A FEMINIST POET'S POETS: APPRECIATING SCHEMING WOMEN [ Scheming Women: Poetry, Privilege, and the Politics of Subjectivity --Cynthia Hogue SUNY Press, 1995 ]

      Cynthia Hogue is a feminist poet. So analyzing the strains and "schemes" through which women have historically written verse seems -- dare I use a term so rightfully suspect in feminist theory? -- almost natural. In Hogue's recently acclaimed book, , this critic's own technical mastery of poetic convention, subverted and subtended by feminist-language experiments, controls her subtle close readings. Hogue's mastery creates a rereading of canonical and yet often misunderstood women's poetic texts from the American tradition, beginning with Emily Dickinson and concluding with Adrienne Rich. Such "mastery" leads us, ironically and refreshingly, to unmastering conclusions. Hogue's poets write, she teaches us, through "equivocation" -- Hogue's inventive term for women poets' purposeful, strategic deviance through language.

      "Equivocation" explains the work of what Hogue calls "the scheme" in women's poetic subjectivity. Revisiting the Kristevan linguistic revolution and notion of the abject, Hogue proposes that a syntactic deviation, a "scheme," allows these women to scheme, defying the supposedly "universal experience" of "the lone male poet as visionary" dominating post-Romantic poetic convention (4).
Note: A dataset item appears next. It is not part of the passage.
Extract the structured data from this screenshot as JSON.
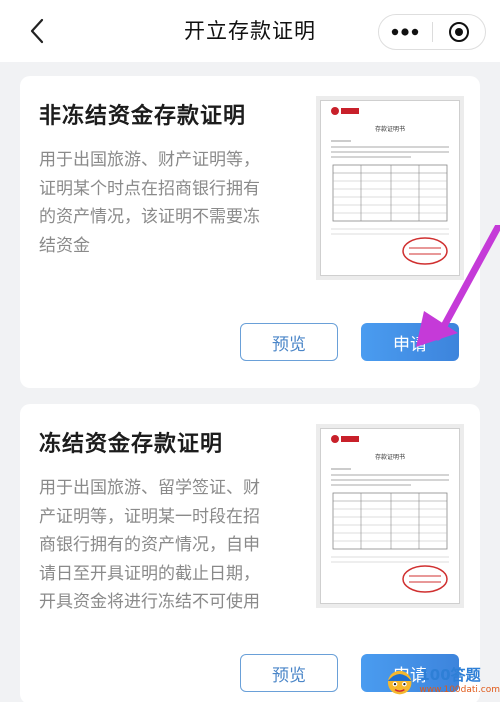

Equivocation is the means by which women refuse to unite -- here Hogue quotes a letter of Dickinson's -- the "'fracture within.'" Through this equivocal scheme/scheming, a radical, diverse, divergent female subject emerges.

      These well-anthologized women poets -- the ones we read in high school and in college intro-to-literature classes -- do speak a language of/for the patriarchy, the language of "proper" white womanhood. But Hogue shows us how such language operates as female masquerade. She shows us how to view the invisible agoraphobic Dickinson, for instance, robed in white and pent up in the upper chambers of her father's Victorian Amherst house, exploding through the very device of public invisibility she chooses to mark a rhetoric of class struggle. (Dickinson, as Hogue writes, evaded and equivocated the "controlling gaze . . . of sexual politics" by remaining physically, literally invisible [33].) And Hogue shows us how to view the ladylike Marianne Moore, needling into the lacework of an intricate poetic schema, in works like "Virginia Britannia," a poetic reproduction that blasts the mirror of American ideological reproduction. Through Hogue's highly structural and yet lyrically written probings, we come to see Moore as a closeted Althusserian, decrying an American national identity built upon colonialism and aboriginal genocide.

      Hogue's general notion that white women poets subvert white patriarchal constructions of power, masculinity and "womanhood" is, of course, not completely new. She gives almost heavy-handed credit to the many feminist theorists who have come before her, beginning with classic works like Madwoman in the Attic, by Sandra Gilbert and Susan Gubar. But one can only appreciate the astounding level at which Scheming Women analyzes, gives structural weight to, a specific strategy by which these particular American women writers found their way, their voice, against enormous and threatening odds. They did so by both gendering and racializing a political poetics. Hogue knows these poetics from the inside out, a working/ publishing poet herself since the 1970's. I recommend a further exploration of Hogue's own poetic "equivocations" and schemes, in her multiple poetry volumes.

--Laura Hinton     



Bio: Laura Hinton is an Assistant Professor of English at The City College of New York, where she teaches feminist theory, women's literature and the postmodern novel, as well as film studies. Her pieces have appeared in Women's Studies, Eighteenth-Century Studies, Film Criticism, Private Arts and Women Poets of the Americas, ed. Jacqueline V. Brogan and Cordelia Candelaria (Notre Dame Press, 1999). Hinton's first book, a study of the sentimental novel's development into the mass media, is entitled, The Perverse Gaze of Sympathy: Sadomasochistic Sentiments from Clarissa to Rescue 911 (Albany: SUNY Press, October 1999). She is currently working on a second book, tentatively entitled, Reconceiving the Romance: Contemporary Women's Fiction and the Fetish of Desire.